Our arrhythmia frequency was dependent on the accurate function of the pacemaker Holter, which has been validated elsewhere.9 Stored intracardiac signals allowed confirmation of the arrhythmia, and each patient acted as their own control without any alteration in atrial sensing. It is impossible to exclude some false mode switching owing to far field sensing or noise; however, this should affect both pacing modes equally.
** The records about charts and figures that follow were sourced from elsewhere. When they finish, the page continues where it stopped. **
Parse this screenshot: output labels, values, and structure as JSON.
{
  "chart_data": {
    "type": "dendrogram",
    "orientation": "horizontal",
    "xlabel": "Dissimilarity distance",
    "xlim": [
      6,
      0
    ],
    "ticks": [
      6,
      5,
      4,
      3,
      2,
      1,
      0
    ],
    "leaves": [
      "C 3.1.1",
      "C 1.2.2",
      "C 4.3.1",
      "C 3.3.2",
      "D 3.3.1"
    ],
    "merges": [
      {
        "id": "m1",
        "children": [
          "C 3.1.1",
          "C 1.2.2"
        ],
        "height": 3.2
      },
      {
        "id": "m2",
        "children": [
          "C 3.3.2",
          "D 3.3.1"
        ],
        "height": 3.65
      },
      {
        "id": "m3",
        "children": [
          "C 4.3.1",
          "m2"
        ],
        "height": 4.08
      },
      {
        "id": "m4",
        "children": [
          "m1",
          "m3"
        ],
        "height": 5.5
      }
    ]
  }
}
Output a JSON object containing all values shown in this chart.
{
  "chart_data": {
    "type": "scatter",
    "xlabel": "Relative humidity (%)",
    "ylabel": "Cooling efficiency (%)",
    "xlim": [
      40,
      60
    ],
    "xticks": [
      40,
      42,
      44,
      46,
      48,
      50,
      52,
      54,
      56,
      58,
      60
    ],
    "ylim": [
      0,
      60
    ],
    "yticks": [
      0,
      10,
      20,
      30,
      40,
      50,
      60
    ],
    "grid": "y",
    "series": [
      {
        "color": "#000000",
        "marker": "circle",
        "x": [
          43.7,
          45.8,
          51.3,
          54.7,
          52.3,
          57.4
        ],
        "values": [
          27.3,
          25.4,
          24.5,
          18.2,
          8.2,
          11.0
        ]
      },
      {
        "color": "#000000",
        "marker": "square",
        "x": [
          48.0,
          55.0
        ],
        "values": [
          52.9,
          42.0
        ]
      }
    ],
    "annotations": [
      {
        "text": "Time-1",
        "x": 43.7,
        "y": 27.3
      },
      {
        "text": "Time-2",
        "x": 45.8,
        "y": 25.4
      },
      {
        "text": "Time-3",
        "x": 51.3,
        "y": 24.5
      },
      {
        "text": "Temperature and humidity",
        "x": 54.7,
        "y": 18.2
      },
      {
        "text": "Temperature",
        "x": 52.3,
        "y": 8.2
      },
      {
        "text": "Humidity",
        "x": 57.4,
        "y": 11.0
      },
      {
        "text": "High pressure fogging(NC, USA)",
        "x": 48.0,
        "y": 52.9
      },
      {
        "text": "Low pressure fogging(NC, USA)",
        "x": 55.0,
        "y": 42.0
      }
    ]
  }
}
Our follow up period was limited to a relatively short period of one month in each mode. However, within the initial one month period there were on average 77 separate episodes of paroxysmal atrial fibrillation lasting a mean duration of over five days. This frequency gives an adequate period for data collection for statistical analysis. Furthermore, from previous experience investigating the role of biatrial pacing with three month randomisation periods in a separate population, we found that many patients (25%) requested atrioventricular ablation during the follow up period because of continued symptoms.10 In biatrial pacing the second atrial lead is placed within the coronary sinus to pace the left atrium directly, thus producing biatrial (right and left) pacing. This is different from the multisite atrial pacing investigated in this study, where the second atrial lead is placed at the coronary sinus ostium, producing dual site right atrial pacing. As there is the suggestion that arrhythmia frequency may increase following atrioventricular ablation,11-13 we wanted to avoid this confounding factor so we limited the follow up to two months. No patient underwent ablation during our study.


Multisite atrial pacing has no incremental antiarrhythmic effect compared with right atrial pacing in patients paced for drug refractory paroxysmal atrial fibrillation. Quality of life is equally improved compared with baseline with either pacing strategy, but with no further benefit from multisite pacing.